Packed with an incredible amount of fiber and protein, these lentil fritters come out to just 5 Points plus per serving! They are a bit time consuming to make, but you can cut some of the prep work out and used canned lentils, if you prefer. But it is well worth the effort – they are fantastic!

Lentil Fritters Recipe
Ingredients
- 1 cup dry lentils
- 2 ½ cups water
- 4 cloves garlic
- ½ cup Panko breadcrumbs
- 1 tsp cumin
- Juice from 1 lemons + 1 extra tbsp
- Juice of 1 lime
- 1 tbsp honey
- 2 tbsp cider vinegar
- ½ cup fresh cilantro
- ½ cup fresh parsley
- 2 tbsp olive oil - plus 1 extra tsp
- 1 small red cabbage - shredded
- 1 cup plain - nonfat Greek yogurt
- 1 small Persian cucumber
- Salt and pepper to taste
- Pinch of ground cardamom
Instructions
- Place lentils in a medium-sized saucepan, and cover with water. Bring to a boil, then turn heat to low, cover and cook until lentils are tender, about 30-35 minutes.
- Place half of the cooked lentils in a food processor. Add in cilantro, parsley, 2 garlic cloves, cumin, 1 tbsp lemon juice, and cardamom. Process until smooth.
- In a large bowl, combine the processed lentil mixture with the remaining lentils, the breadcrumbs, and season with salt and pepper as desired.
- Shape into 18 oval shaped patties. Place on glass dish, cover with plastic wrap and refrigerate for 2-3 hours.
- Make cucumber sauce by mixing together the cucumber, yogurt, juice from 1 lemon, 1 clove garlic (minced) and season with salt and pepper as desired. Mix well, cover and refrigerate at least 1 hour.
- Make cabbage salad by combining cabbage, honey, juice from 1 lime, 1 tsp olive oil, 1 garlic clove (minced) and salt and pepper. Toss well to combine.
- Heat 1 tbsp oil in a large, nonstick skillet over medium high heat. Working in 2 batches, cook 9 of the patties until browned, about 3-4 minutes each side. Repeat with remaining tbsp of oil and remaining 9 patties.
- Divide cabbage salad equally onto 6 plates. Top with 3 lentil fritters and about 3 tbsp yogurt sauce.
8 Comments
Would you happen to know the points plus value for a serving of just the lentil fritters? I have some in the freezer that I want to use but I won’t be making the cucumber sauce or slaw. We LOVED them the first time around! Thanks.
These look great! I’m new to all this so forgive me, but how much of the lentils should I use per fritter?
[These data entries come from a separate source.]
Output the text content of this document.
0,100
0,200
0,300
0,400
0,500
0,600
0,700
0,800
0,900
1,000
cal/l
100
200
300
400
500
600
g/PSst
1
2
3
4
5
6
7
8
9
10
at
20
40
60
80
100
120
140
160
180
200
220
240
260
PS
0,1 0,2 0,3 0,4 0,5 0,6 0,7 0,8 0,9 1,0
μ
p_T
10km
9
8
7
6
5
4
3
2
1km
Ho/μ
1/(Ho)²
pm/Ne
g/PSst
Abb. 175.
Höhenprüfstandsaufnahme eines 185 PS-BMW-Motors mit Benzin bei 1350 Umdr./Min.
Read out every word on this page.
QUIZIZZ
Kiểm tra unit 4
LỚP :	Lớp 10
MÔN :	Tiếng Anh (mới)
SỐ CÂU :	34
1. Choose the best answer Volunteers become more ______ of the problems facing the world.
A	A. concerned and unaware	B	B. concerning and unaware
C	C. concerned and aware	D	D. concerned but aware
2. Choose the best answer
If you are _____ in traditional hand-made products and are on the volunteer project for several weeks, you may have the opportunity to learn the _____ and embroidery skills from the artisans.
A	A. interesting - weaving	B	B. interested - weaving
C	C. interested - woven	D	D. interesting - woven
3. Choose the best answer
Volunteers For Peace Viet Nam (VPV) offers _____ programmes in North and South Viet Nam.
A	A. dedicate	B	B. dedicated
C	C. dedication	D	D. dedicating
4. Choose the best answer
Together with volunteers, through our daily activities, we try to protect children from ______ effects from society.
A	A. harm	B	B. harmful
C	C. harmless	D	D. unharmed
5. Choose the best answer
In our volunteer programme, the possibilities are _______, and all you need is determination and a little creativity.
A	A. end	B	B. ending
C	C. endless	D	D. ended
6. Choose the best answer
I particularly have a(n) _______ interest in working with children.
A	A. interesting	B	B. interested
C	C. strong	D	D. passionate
Is there a rule of thumb I should know. Thanks so much and love your site!!
I made these for our dinner tonight and they were really yummy! and they were husband and toddler approved. :)
This cucumber-yogurt sauce is especially delicious, I will be thinking up other food items to put it on.
These look delicious but I tried to make them tonight and they completely crumbled when I cooked them. Am I doing something wrong???
I assume the vinegar is added to the cabbage slaw dressing, or not?
Delicious! And extremely filling. This is definitely going on the meal rotation :)
What kind of lentils -‘brown or red’?
I used green, actually. But you can use any kind you’d like.